Getting The Right Demographic Mix
Levitt says he doesn't expect a surge of enrollments to start before mid-November. But if the exchanges' technical problems and bad publicity dampen enrollment significantly, what might be the financial impact for the government? In the short term, Levitt says, it would actually save the government money.
"If fewer people enroll, not only will the government be paying out less in tax credits, but they'll be taking in more money in the form of penalties, because of the individual mandate," he explains.
Uninsured individuals must sign up by March 31 or face a penalty: 1 percent of their annual income or $95, whichever is higher. The penalty rises in later years.
But for insurance companies participating in the exchanges, it's not just a question of whether the exchanges fall short of the 7 million enrollment target for the first year.
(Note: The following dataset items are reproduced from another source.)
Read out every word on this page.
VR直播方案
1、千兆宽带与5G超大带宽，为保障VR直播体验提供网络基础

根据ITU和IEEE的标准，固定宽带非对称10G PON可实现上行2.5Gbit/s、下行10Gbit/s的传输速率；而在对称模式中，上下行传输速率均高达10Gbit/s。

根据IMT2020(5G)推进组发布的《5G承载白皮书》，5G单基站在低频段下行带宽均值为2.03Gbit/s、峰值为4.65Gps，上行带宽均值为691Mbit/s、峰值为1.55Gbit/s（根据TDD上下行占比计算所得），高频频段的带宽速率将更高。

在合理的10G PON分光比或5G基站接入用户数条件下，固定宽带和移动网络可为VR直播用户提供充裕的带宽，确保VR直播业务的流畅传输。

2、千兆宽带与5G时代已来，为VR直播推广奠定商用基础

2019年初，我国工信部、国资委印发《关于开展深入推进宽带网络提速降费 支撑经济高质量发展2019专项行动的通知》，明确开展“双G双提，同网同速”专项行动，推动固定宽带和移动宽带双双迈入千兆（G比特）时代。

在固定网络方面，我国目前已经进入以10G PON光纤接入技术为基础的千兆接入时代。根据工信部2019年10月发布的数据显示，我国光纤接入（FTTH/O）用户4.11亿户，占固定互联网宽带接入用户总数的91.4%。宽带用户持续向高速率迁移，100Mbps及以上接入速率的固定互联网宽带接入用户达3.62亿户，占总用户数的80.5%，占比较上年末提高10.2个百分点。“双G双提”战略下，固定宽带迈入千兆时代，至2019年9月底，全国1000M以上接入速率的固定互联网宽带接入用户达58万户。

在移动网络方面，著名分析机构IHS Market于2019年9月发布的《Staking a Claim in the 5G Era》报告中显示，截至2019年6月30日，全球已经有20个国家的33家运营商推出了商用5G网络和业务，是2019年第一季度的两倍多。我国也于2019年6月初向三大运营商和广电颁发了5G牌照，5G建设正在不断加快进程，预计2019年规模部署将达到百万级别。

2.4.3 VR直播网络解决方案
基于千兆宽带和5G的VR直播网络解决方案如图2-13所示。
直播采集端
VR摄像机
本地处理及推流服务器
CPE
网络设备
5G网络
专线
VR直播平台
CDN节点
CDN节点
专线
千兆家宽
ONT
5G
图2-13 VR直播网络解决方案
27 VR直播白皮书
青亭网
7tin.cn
Robert Zirkelbach, spokesman for America's Health Insurance Plans, the association that represents U.S. health insurers, says the demographic mix of participants is crucial.
"It's not simply the absolute number of people that are covered that's ultimately going to determine whether coverage is affordable," he says. "It's the type of people that decide to purchase."
In fact, to keep the premiums low and make the system work financially, the government estimates that 40 percent of those 7 million people projected to sign up in the first year need to be young and healthy.
"Because if only people who are older and have high health care costs decide to purchase coverage now, that's going to mean that next year, when open enrollment comes around again, premiums may be significantly higher than we see today," Zirkelbach says.
Rising premiums could lead to a downward spiral for the exchanges, because the increases could convince young, healthy people to pay the penalty rather than sign up for insurance that costs significantly more.
Also, since some operating costs for the exchanges, like computer servers and call centers, will be paid with fees on each policy sold, fewer policies could undermine the exchanges themselves financially. And higher premiums would end up costing the government more in subsidies.
Expecting A Rush Before Penalties Kick In
Jonathan Gruber, an economics professor at MIT, helped develop both the Affordable Care Act and a similar Massachusetts health care system back in the 1990s. He says the Massachusetts program was initially delayed for several months and then signed up just 123 people in its first month of operation.
"We have to stop over-reacting to day-to-day noise," Gruber says. "When we passed this law in Massachusetts, I was on the board that implemented it, [and] we got a report every month on how they were doing. That's probably about the right frequency to be thinking about this."
Gruber also says there was a rush of younger, healthy people signing up in Massachusetts as the prospect of a penalty loomed closer.
"What you saw was a big rush, right at the end, among the healthiest enrollees," Gruber says. "The mandate kicking in really seemed to matter. And remember — in this law, the mandate doesn't effectively kick in until April 1."
The Obama administration can only hope that the early problems don't sink the exchanges before they set sail.